On Monday, the company will announce several new and enhanced software tools for instant messaging, e-mail, social networking, videoconferencing, document and video sharing. Some of these new products will compete directly with similar products offered by Cisco partners, Microsoft and IBM.

Cisco is taking direct aim at Microsoft with a new corporate e-mail service called Webex Email. Cisco has combined technology from its acquisition of Postpath with its Webex conferencing service. The combined offering gives corporate users access to their Outlook e-mail from any browser. The new service puts email in the "cloud" and eliminates the need for Microsoft Exchange servers.

Cisco already competes with Microsoft in the unified communications market. In fact, the two companies are strong rivals here. But Microsoft has had an advantage over Cisco with its strong presence on the desktop.
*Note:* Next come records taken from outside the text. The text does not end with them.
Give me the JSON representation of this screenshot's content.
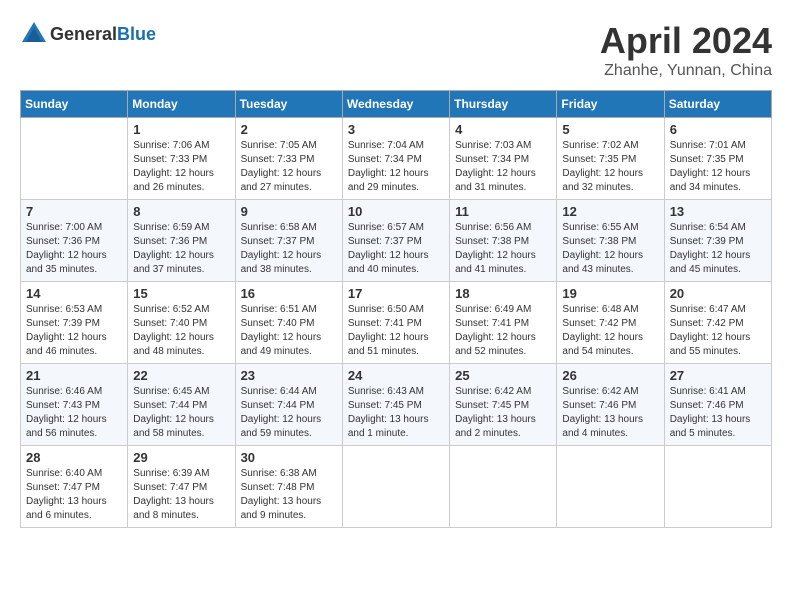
{
  "header": {
    "logo_general": "General",
    "logo_blue": "Blue",
    "month_year": "April 2024",
    "location": "Zhanhe, Yunnan, China"
  },
  "days_of_week": [
    "Sunday",
    "Monday",
    "Tuesday",
    "Wednesday",
    "Thursday",
    "Friday",
    "Saturday"
  ],
  "weeks": [
    [
      {
        "day": "",
        "info": ""
      },
      {
        "day": "1",
        "info": "Sunrise: 7:06 AM\nSunset: 7:33 PM\nDaylight: 12 hours\nand 26 minutes."
      },
      {
        "day": "2",
        "info": "Sunrise: 7:05 AM\nSunset: 7:33 PM\nDaylight: 12 hours\nand 27 minutes."
      },
      {
        "day": "3",
        "info": "Sunrise: 7:04 AM\nSunset: 7:34 PM\nDaylight: 12 hours\nand 29 minutes."
      },
      {
        "day": "4",
        "info": "Sunrise: 7:03 AM\nSunset: 7:34 PM\nDaylight: 12 hours\nand 31 minutes."
      },
      {
        "day": "5",
        "info": "Sunrise: 7:02 AM\nSunset: 7:35 PM\nDaylight: 12 hours\nand 32 minutes."
      },
      {
        "day": "6",
        "info": "Sunrise: 7:01 AM\nSunset: 7:35 PM\nDaylight: 12 hours\nand 34 minutes."
      }
    ],
    [
      {
        "day": "7",
        "info": "Sunrise: 7:00 AM\nSunset: 7:36 PM\nDaylight: 12 hours\nand 35 minutes."
      },
      {
        "day": "8",
        "info": "Sunrise: 6:59 AM\nSunset: 7:36 PM\nDaylight: 12 hours\nand 37 minutes."
      },
      {
        "day": "9",
        "info": "Sunrise: 6:58 AM\nSunset: 7:37 PM\nDaylight: 12 hours\nand 38 minutes."
      },
      {
        "day": "10",
        "info": "Sunrise: 6:57 AM\nSunset: 7:37 PM\nDaylight: 12 hours\nand 40 minutes."
      },
      {
        "day": "11",
        "info": "Sunrise: 6:56 AM\nSunset: 7:38 PM\nDaylight: 12 hours\nand 41 minutes."
      },
      {
        "day": "12",
        "info": "Sunrise: 6:55 AM\nSunset: 7:38 PM\nDaylight: 12 hours\nand 43 minutes."
      },
      {
        "day": "13",
        "info": "Sunrise: 6:54 AM\nSunset: 7:39 PM\nDaylight: 12 hours\nand 45 minutes."
      }
    ],
    [
      {
        "day": "14",
        "info": "Sunrise: 6:53 AM\nSunset: 7:39 PM\nDaylight: 12 hours\nand 46 minutes."
      },
      {
        "day": "15",
        "info": "Sunrise: 6:52 AM\nSunset: 7:40 PM\nDaylight: 12 hours\nand 48 minutes."
      },
      {
        "day": "16",
        "info": "Sunrise: 6:51 AM\nSunset: 7:40 PM\nDaylight: 12 hours\nand 49 minutes."
      },
      {
        "day": "17",
        "info": "Sunrise: 6:50 AM\nSunset: 7:41 PM\nDaylight: 12 hours\nand 51 minutes."
      },
      {
        "day": "18",
        "info": "Sunrise: 6:49 AM\nSunset: 7:41 PM\nDaylight: 12 hours\nand 52 minutes."
      },
      {
        "day": "19",
        "info": "Sunrise: 6:48 AM\nSunset: 7:42 PM\nDaylight: 12 hours\nand 54 minutes."
      },
      {
        "day": "20",
        "info": "Sunrise: 6:47 AM\nSunset: 7:42 PM\nDaylight: 12 hours\nand 55 minutes."
      }
    ],
    [
      {
        "day": "21",
        "info": "Sunrise: 6:46 AM\nSunset: 7:43 PM\nDaylight: 12 hours\nand 56 minutes."
      },
      {
        "day": "22",
        "info": "Sunrise: 6:45 AM\nSunset: 7:44 PM\nDaylight: 12 hours\nand 58 minutes."
      },
      {
        "day": "23",
        "info": "Sunrise: 6:44 AM\nSunset: 7:44 PM\nDaylight: 12 hours\nand 59 minutes."
      },
      {
        "day": "24",
        "info": "Sunrise: 6:43 AM\nSunset: 7:45 PM\nDaylight: 13 hours\nand 1 minute."
      },
      {
        "day": "25",
        "info": "Sunrise: 6:42 AM\nSunset: 7:45 PM\nDaylight: 13 hours\nand 2 minutes."
      },
      {
        "day": "26",
        "info": "Sunrise: 6:42 AM\nSunset: 7:46 PM\nDaylight: 13 hours\nand 4 minutes."
      },
      {
        "day": "27",
        "info": "Sunrise: 6:41 AM\nSunset: 7:46 PM\nDaylight: 13 hours\nand 5 minutes."
      }
    ],
    [
      {
        "day": "28",
        "info": "Sunrise: 6:40 AM\nSunset: 7:47 PM\nDaylight: 13 hours\nand 6 minutes."
      },
      {
        "day": "29",
        "info": "Sunrise: 6:39 AM\nSunset: 7:47 PM\nDaylight: 13 hours\nand 8 minutes."
      },
      {
        "day": "30",
        "info": "Sunrise: 6:38 AM\nSunset: 7:48 PM\nDaylight: 13 hours\nand 9 minutes."
      },
      {
        "day": "",
        "info": ""
      },
      {
        "day": "",
        "info": ""
      },
      {
        "day": "",
        "info": ""
      },
      {
        "day": "",
        "info": ""
      }
    ]
  ]
}
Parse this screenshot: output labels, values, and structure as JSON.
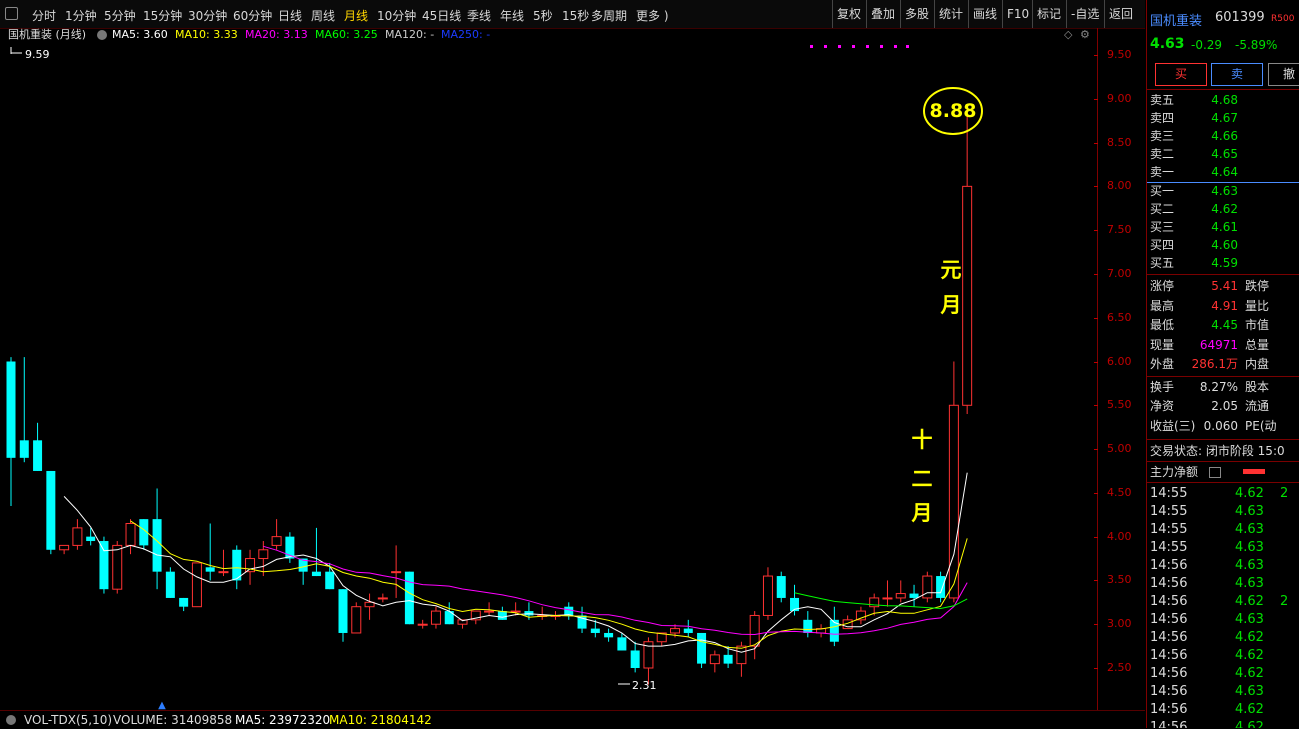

Competition between Cisco and Microsoft started to heat up earlier this year, when Cisco took its WebEx Web conferencing service into the cloud. At that time, Cisco executives said there was a possibility that Cisco would compete directly with Microsoft's e-mail Exchange platform.

As for the online collaboration market, Cisco and Microsoft aren't the only ones developing solutions. Google also offers document creation and sharing online. But so far those services haven't gotten much appeal outside of the individual consumer market. And it has yet to take shape in the enterprise market. And of course, Google already offers Internet-based e-mail through Gmail. IBM, another major Cisco partner, is also trying to get into Web-based e-mail market with its product iNotes.

As part of its blitz of collaboration announcements, Cisco also announced several other products and enhancements to its unified communications line-up, including some new social-networking tools and enhancements to its video conferencing and high-end telepresence solutions.

On the social-networking side, Cisco has developed a YouTube-like service called Cisco Show and Share that allows users to create, edit, and share video content. It is also introducing the Cisco Enterprise Collaboration Platform, which creates a sort of Facebook for corporate users. The tool includes the ability offer blogging, wikis, team pages, and instant messaging on an internal social networking site.

Other new products include the Cisco Intercompany Media Engine. This product allows users from different companies to communicate and collaborate with each other over a secure network connection.

On the video side, Cisco is introducing the Intercompany Cisco Telepresence Directory, which allows users to see who is available for video chats. The company also added the ability to allow Webex users to click to make video calls to users in a Cisco Teleprresence room. These video conferencing rooms are high-definition video conferencing purpose-built rooms that often cost about $300,000. Cisco also said it has tweaked its telepresence product to allow it to work with equipment from competitors, such as Polycom and Tandberg.

Cisco is currently trying to acquire Tandberg for $3 billion. But Tandberg's shareholders recently said they would reject the offer if Cisco didn't increase its bid.